David Dewaele plays “the guy,” one of the more enigmatic characters I’ve seen. He’s part Kit Carruthers and part Randall Flagg, a wanderer who brings death with him. Through much of the film, you don’t quite know if the guy is literally Satan or just an evil dude, and the film builds rather nicely over this mystery. As we see more of his actions and his capabilities, we can certainly rule out one of the two possibilities, but we are smartly never given all the answers. There are even hints that he may not be Satan, but something less malevolent, even with his evil acts. Dewaele’s performance is very good, though immensely aided by his strange looking face — he isn’t what I would consider an attractive person, but he gives off this strange magnetism that affects the people around him, much as a supreme being would.
The film is as enigmatic as its lead character, answering its questions with ambiguities that do little more than create new/different questions.
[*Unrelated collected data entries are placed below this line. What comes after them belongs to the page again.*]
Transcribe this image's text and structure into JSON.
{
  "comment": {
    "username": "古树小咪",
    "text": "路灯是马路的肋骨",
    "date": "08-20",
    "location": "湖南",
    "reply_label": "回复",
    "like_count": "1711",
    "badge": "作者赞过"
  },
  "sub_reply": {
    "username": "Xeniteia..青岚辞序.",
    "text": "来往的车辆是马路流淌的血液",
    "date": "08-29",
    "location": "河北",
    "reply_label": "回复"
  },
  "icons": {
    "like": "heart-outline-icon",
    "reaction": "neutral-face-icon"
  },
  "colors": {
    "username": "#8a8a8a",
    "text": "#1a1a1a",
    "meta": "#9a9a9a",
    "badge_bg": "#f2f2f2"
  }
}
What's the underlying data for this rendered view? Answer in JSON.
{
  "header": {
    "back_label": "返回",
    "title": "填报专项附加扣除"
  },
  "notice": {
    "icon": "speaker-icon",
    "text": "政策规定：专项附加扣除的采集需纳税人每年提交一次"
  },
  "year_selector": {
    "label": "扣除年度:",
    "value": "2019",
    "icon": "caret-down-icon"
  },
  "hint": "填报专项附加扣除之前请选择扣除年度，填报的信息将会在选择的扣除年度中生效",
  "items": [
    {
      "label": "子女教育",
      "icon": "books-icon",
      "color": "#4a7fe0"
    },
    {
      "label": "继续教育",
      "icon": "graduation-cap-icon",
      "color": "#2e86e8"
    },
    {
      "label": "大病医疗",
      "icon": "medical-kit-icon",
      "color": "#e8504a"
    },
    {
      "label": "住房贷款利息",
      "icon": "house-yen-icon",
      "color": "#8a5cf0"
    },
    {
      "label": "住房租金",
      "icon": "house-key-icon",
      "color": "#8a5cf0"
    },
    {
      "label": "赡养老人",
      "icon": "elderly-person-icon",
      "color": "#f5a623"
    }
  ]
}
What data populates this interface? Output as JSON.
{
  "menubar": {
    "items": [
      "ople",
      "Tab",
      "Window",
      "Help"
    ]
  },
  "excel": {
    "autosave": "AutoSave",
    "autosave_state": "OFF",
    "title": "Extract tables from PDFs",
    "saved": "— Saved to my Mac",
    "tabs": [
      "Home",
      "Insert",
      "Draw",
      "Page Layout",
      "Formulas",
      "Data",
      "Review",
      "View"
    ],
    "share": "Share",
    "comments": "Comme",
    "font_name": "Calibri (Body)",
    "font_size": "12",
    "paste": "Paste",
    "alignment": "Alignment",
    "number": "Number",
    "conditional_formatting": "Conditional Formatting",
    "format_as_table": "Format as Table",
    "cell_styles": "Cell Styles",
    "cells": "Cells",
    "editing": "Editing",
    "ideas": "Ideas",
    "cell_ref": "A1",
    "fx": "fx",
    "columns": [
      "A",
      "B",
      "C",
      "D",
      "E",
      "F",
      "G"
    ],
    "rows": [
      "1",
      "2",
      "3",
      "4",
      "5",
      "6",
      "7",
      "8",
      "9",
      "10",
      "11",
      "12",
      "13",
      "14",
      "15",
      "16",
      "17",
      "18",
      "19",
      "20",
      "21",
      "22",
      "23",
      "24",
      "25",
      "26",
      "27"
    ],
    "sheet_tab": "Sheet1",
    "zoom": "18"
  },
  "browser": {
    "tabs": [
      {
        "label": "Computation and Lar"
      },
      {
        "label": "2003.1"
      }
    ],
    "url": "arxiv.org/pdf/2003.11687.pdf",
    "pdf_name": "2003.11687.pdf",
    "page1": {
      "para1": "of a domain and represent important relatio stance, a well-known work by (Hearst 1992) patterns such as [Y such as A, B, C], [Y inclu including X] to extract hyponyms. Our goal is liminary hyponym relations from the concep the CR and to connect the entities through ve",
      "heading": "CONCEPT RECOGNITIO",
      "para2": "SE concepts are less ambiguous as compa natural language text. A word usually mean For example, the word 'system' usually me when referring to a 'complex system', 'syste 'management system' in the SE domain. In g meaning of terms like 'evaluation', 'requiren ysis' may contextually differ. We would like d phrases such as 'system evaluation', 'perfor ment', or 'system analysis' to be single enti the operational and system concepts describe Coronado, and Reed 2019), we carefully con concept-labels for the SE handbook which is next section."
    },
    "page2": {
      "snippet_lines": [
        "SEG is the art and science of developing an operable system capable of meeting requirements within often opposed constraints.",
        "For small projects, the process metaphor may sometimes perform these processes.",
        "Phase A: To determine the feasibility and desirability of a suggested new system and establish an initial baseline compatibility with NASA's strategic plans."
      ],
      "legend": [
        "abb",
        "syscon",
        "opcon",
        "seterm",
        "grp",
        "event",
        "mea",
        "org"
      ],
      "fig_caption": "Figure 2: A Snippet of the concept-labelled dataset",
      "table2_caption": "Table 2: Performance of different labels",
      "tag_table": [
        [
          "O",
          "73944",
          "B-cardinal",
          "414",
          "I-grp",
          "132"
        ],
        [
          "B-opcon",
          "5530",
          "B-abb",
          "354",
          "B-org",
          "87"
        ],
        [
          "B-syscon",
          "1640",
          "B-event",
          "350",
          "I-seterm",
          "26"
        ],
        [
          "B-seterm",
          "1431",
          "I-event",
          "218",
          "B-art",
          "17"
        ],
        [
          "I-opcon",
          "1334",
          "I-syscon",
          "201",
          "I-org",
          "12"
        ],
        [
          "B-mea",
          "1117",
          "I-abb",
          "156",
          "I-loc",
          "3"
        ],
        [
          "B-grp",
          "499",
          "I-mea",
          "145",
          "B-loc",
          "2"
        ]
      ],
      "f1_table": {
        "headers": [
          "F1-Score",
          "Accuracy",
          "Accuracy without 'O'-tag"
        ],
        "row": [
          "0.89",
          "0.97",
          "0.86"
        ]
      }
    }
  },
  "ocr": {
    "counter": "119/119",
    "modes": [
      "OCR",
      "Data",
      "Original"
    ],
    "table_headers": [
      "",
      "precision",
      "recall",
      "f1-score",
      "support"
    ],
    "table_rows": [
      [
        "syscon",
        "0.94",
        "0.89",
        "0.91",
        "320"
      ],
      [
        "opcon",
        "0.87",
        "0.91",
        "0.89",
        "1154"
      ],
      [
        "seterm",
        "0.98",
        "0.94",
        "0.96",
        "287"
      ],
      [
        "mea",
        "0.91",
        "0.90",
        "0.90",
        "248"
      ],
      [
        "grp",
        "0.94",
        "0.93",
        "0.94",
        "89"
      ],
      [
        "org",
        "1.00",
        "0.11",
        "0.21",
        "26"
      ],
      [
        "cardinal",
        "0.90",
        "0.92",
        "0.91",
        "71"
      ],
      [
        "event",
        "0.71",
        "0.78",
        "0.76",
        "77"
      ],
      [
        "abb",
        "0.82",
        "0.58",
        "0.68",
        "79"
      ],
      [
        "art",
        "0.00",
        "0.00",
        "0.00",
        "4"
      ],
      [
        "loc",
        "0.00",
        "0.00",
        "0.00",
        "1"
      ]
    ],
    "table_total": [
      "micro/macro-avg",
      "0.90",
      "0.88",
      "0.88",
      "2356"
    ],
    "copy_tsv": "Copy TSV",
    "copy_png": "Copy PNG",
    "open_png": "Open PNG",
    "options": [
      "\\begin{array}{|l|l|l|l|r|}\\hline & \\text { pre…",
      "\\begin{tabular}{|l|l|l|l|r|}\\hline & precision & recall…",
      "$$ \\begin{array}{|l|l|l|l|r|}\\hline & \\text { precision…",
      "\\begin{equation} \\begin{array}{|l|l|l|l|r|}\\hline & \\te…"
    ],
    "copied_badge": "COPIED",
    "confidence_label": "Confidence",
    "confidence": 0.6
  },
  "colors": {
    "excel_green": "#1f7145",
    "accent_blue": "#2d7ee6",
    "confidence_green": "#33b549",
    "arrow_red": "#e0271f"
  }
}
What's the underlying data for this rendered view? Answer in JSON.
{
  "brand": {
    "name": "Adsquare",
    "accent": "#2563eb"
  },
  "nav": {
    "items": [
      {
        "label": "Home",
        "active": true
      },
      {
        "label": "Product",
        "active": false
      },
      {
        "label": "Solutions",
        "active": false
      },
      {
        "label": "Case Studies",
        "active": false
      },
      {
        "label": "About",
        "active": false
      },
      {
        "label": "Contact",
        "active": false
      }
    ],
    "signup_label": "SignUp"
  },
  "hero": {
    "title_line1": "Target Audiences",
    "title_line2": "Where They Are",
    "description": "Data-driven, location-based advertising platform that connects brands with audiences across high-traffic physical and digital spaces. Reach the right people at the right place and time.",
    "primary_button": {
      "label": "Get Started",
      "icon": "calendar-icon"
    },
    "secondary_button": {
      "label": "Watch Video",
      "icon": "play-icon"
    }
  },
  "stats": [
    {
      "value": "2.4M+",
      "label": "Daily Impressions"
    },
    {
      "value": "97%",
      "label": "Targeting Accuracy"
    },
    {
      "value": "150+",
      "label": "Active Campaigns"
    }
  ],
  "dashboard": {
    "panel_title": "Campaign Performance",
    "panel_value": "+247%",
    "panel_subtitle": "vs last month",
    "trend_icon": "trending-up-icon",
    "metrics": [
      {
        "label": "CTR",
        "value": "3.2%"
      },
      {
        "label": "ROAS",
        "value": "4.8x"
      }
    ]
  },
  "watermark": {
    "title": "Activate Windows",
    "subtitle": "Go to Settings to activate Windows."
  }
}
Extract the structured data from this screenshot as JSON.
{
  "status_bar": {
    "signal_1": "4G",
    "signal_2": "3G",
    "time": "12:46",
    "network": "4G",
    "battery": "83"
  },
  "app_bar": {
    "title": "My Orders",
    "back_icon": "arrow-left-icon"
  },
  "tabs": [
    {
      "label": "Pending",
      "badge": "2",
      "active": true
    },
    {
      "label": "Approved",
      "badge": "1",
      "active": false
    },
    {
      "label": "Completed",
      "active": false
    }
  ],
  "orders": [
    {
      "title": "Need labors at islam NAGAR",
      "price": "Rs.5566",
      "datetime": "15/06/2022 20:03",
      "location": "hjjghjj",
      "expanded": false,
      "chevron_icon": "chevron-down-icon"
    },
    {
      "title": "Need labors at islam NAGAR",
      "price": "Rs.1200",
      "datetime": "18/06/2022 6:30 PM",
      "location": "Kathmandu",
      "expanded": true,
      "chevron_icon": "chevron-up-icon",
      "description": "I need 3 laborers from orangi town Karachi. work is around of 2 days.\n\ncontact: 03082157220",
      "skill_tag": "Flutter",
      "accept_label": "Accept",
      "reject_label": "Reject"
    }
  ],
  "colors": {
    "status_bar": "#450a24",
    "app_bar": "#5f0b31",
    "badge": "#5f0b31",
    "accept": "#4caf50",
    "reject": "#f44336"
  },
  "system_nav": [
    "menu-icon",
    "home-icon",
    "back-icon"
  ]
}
And despite a few scenes displaying incredible curiosities, most of the film is anti-exciting. Hors Satan runs the risk of being too opaque and emotionally detached from itself, really straddling this line. I had a difficult time with the film, but I ultimately think it works on its own terms. It certainly makes me interested in Dumont’s other work — it any of it is as puzzling as Hors Satan, it’s probably worth watching, even if it’s tough to like.